NAPOLEON   Bouman vervolgt in zijn rubriek die eerder ook in de Volkskrant verscheen: ‘Geen opschrift of jaartal vertelt iets over de betekenis van het vreemde monument. Men zegt dat de zuil in de vorige eeuw dienst deed als vlaggemast. Wanneer de gouverneur (de commissaris der Koningin) op zijn kasteel was, werd hier de vlag gehesen, voor de pachters het teken dat de baron wel te spreken was. Volgens overlevering werd de monumentale zuil opgericht ter herinnering aan Napoleon, die hier zijn troepen inspecteerde.’  Wat zou er van waar zijn? In ‘Noord-Brabant een gewest in opkomst’ (1949) komt dr. H. Van Velthoven ook niet veel verder dan dat het verhaal gaat: ’In de Franse tijd hield Pichegru hier [op het kasteel] verblijf en ook Napoleon vertoefde er. Men vertelt nu nog, dat de keizer, staande tegenover het kasteel, vanaf ‘De Kameren’ zijn troepen inspecteerde.

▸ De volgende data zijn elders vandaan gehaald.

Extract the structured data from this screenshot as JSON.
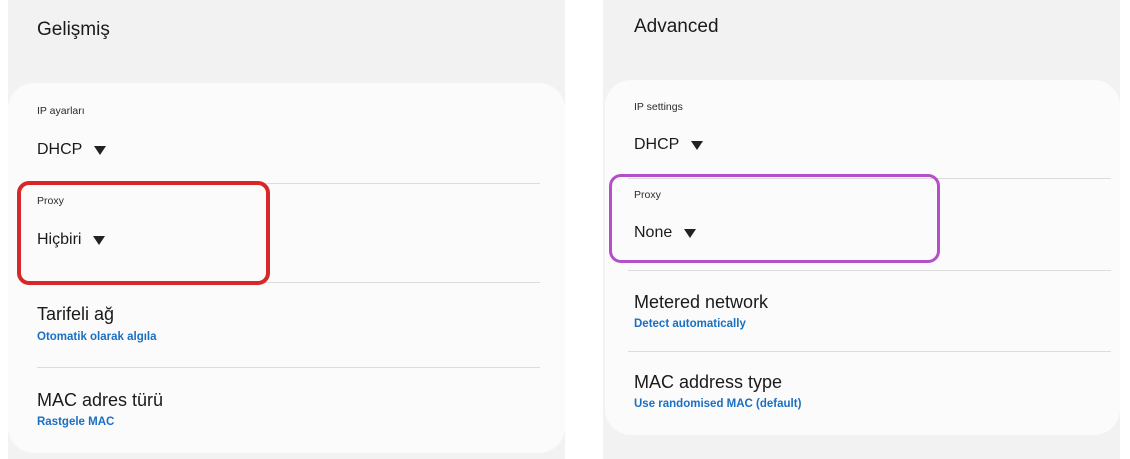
{
  "colors": {
    "panel_bg": "#f2f2f2",
    "card_bg": "#fbfbfb",
    "link_blue": "#1a6fc2",
    "highlight_left": "#d62828",
    "highlight_right": "#b54fc9"
  },
  "left": {
    "section_title": "Gelişmiş",
    "ip_label": "IP ayarları",
    "ip_value": "DHCP",
    "proxy_label": "Proxy",
    "proxy_value": "Hiçbiri",
    "metered_title": "Tarifeli ağ",
    "metered_value": "Otomatik olarak algıla",
    "mac_title": "MAC adres türü",
    "mac_value": "Rastgele MAC"
  },
  "right": {
    "section_title": "Advanced",
    "ip_label": "IP settings",
    "ip_value": "DHCP",
    "proxy_label": "Proxy",
    "proxy_value": "None",
    "metered_title": "Metered network",
    "metered_value": "Detect automatically",
    "mac_title": "MAC address type",
    "mac_value": "Use randomised MAC (default)"
  },
  "icons": {
    "dropdown": "caret-down-icon"
  }
}
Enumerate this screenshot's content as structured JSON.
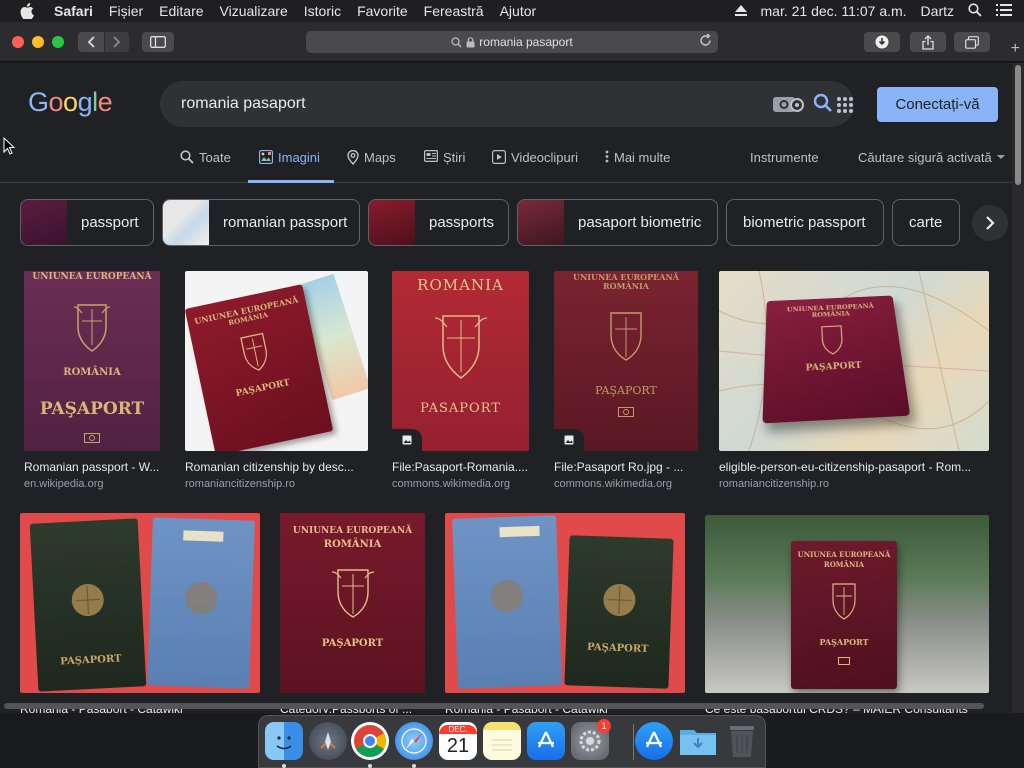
{
  "menubar": {
    "app": "Safari",
    "items": [
      "Fișier",
      "Editare",
      "Vizualizare",
      "Istoric",
      "Favorite",
      "Fereastră",
      "Ajutor"
    ],
    "clock": "mar. 21 dec.  11:07 a.m.",
    "user": "Dartz"
  },
  "browser": {
    "address": "romania pasaport"
  },
  "google": {
    "logo_letters": [
      "G",
      "o",
      "o",
      "g",
      "l",
      "e"
    ],
    "query": "romania pasaport",
    "sign_in": "Conectați-vă",
    "tabs": {
      "all": "Toate",
      "images": "Imagini",
      "maps": "Maps",
      "news": "Știri",
      "videos": "Videoclipuri",
      "more": "Mai multe",
      "tools": "Instrumente",
      "safe_search": "Căutare sigură activată"
    },
    "chips": [
      "passport",
      "romanian passport",
      "passports",
      "pasaport biometric",
      "biometric passport",
      "carte"
    ],
    "results": [
      {
        "title": "Romanian passport - W...",
        "source": "en.wikipedia.org"
      },
      {
        "title": "Romanian citizenship by desc...",
        "source": "romaniancitizenship.ro"
      },
      {
        "title": "File:Pasaport-Romania....",
        "source": "commons.wikimedia.org"
      },
      {
        "title": "File:Pasaport Ro.jpg - ...",
        "source": "commons.wikimedia.org"
      },
      {
        "title": "eligible-person-eu-citizenship-pasaport - Rom...",
        "source": "romaniancitizenship.ro"
      },
      {
        "title": "Romania - Pasaport - Catawiki",
        "source": ""
      },
      {
        "title": "Category:Passports of ...",
        "source": ""
      },
      {
        "title": "Romania - Pasaport - Catawiki",
        "source": ""
      },
      {
        "title": "Ce este pașaportul CRDS? – MAIER Consultants",
        "source": ""
      }
    ],
    "passport_text": {
      "eu": "UNIUNEA EUROPEANĂ",
      "country_upper": "ROMÂNIA",
      "country_plain": "ROMANIA",
      "doc": "PAŞAPORT",
      "doc_plain": "PASAPORT"
    }
  },
  "dock": {
    "calendar_month": "DEC.",
    "calendar_day": "21",
    "badge": "1"
  },
  "colors": {
    "page_bg": "#202124",
    "accent": "#8ab4f8",
    "passport_burgundy": "#6e1a2e",
    "passport_red": "#a52a3a"
  }
}
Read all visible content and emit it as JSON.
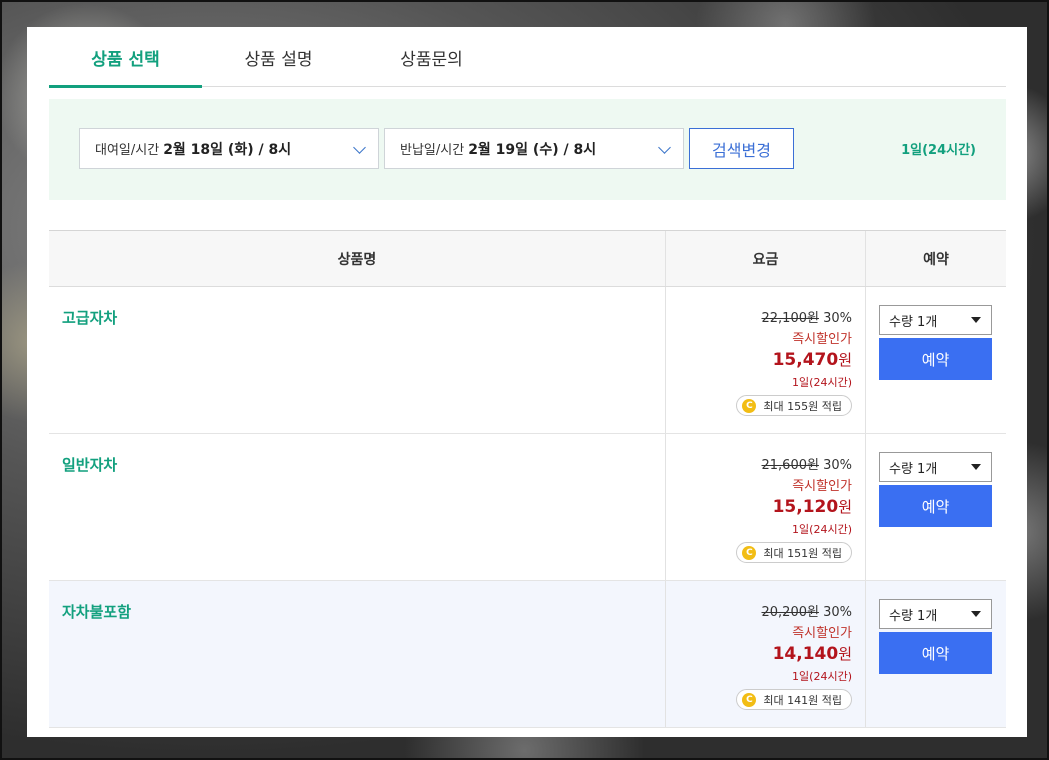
{
  "tabs": [
    {
      "label": "상품 선택",
      "active": true
    },
    {
      "label": "상품 설명",
      "active": false
    },
    {
      "label": "상품문의",
      "active": false
    }
  ],
  "search": {
    "rental_label": "대여일/시간",
    "rental_value": "2월 18일 (화) / 8시",
    "return_label": "반납일/시간",
    "return_value": "2월 19일 (수) / 8시",
    "button_label": "검색변경",
    "duration": "1일(24시간)"
  },
  "table": {
    "headers": {
      "name": "상품명",
      "price": "요금",
      "book": "예약"
    },
    "rows": [
      {
        "name": "고급자차",
        "original_price": "22,100원",
        "discount": "30%",
        "instant_label": "즉시할인가",
        "final_price": "15,470",
        "currency": "원",
        "period": "1일(24시간)",
        "points": "최대 155원 적립",
        "qty": "수량 1개",
        "book_label": "예약"
      },
      {
        "name": "일반자차",
        "original_price": "21,600원",
        "discount": "30%",
        "instant_label": "즉시할인가",
        "final_price": "15,120",
        "currency": "원",
        "period": "1일(24시간)",
        "points": "최대 151원 적립",
        "qty": "수량 1개",
        "book_label": "예약"
      },
      {
        "name": "자차불포함",
        "original_price": "20,200원",
        "discount": "30%",
        "instant_label": "즉시할인가",
        "final_price": "14,140",
        "currency": "원",
        "period": "1일(24시간)",
        "points": "최대 141원 적립",
        "qty": "수량 1개",
        "book_label": "예약"
      }
    ]
  },
  "icons": {
    "coin": "C",
    "coin_color": "#f2bd14"
  },
  "colors": {
    "accent_green": "#12a07e",
    "book_blue": "#3a6ff2",
    "price_red": "#b3141c"
  }
}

Op deze plaats werd later een gedenknaald opgericht.’

VLAGGENMAST       In 1834 koopt gouverneur Andreas baron van den Bogaerde van Terbrugge het kasteel met landerijen. Meteen bouwde hij een nieuwe vleugel met neogotische ramen en een forse ‘middeleeuwse’ toren waar in de middeleeuwen nooit een toren had gestaan. J.F. Christ maakte kort daarna een prent van zijn trots. In de verte, onder de brug door, zien we ‘de naald’. Het monumentje zal er dus al gestaan hebben toen de gouverneur het kasteel kocht. Of zou het ‘de eerste steen’ zijn geweest van zijn bouwcampagne? Aan de bekroning met een bol te zien, ligt het niet voor de hand dat de naald als vlaggenmast van de gouverneur heeft gediend. Op de steendruk van Christ prijkt de nationale driekleur op de nieuwe aanbouw van het kasteel. Rond 1960 plaatst baron Willem, de achterkleinzoon van de gouverneur, een vlaggenmast op de door gouverneurszoon Alberic gebouwde IJzertoren, waar hij op hoogtijdagen door de tuinman of timmerman de gele familievlag of nationale driekleur liet hijsen.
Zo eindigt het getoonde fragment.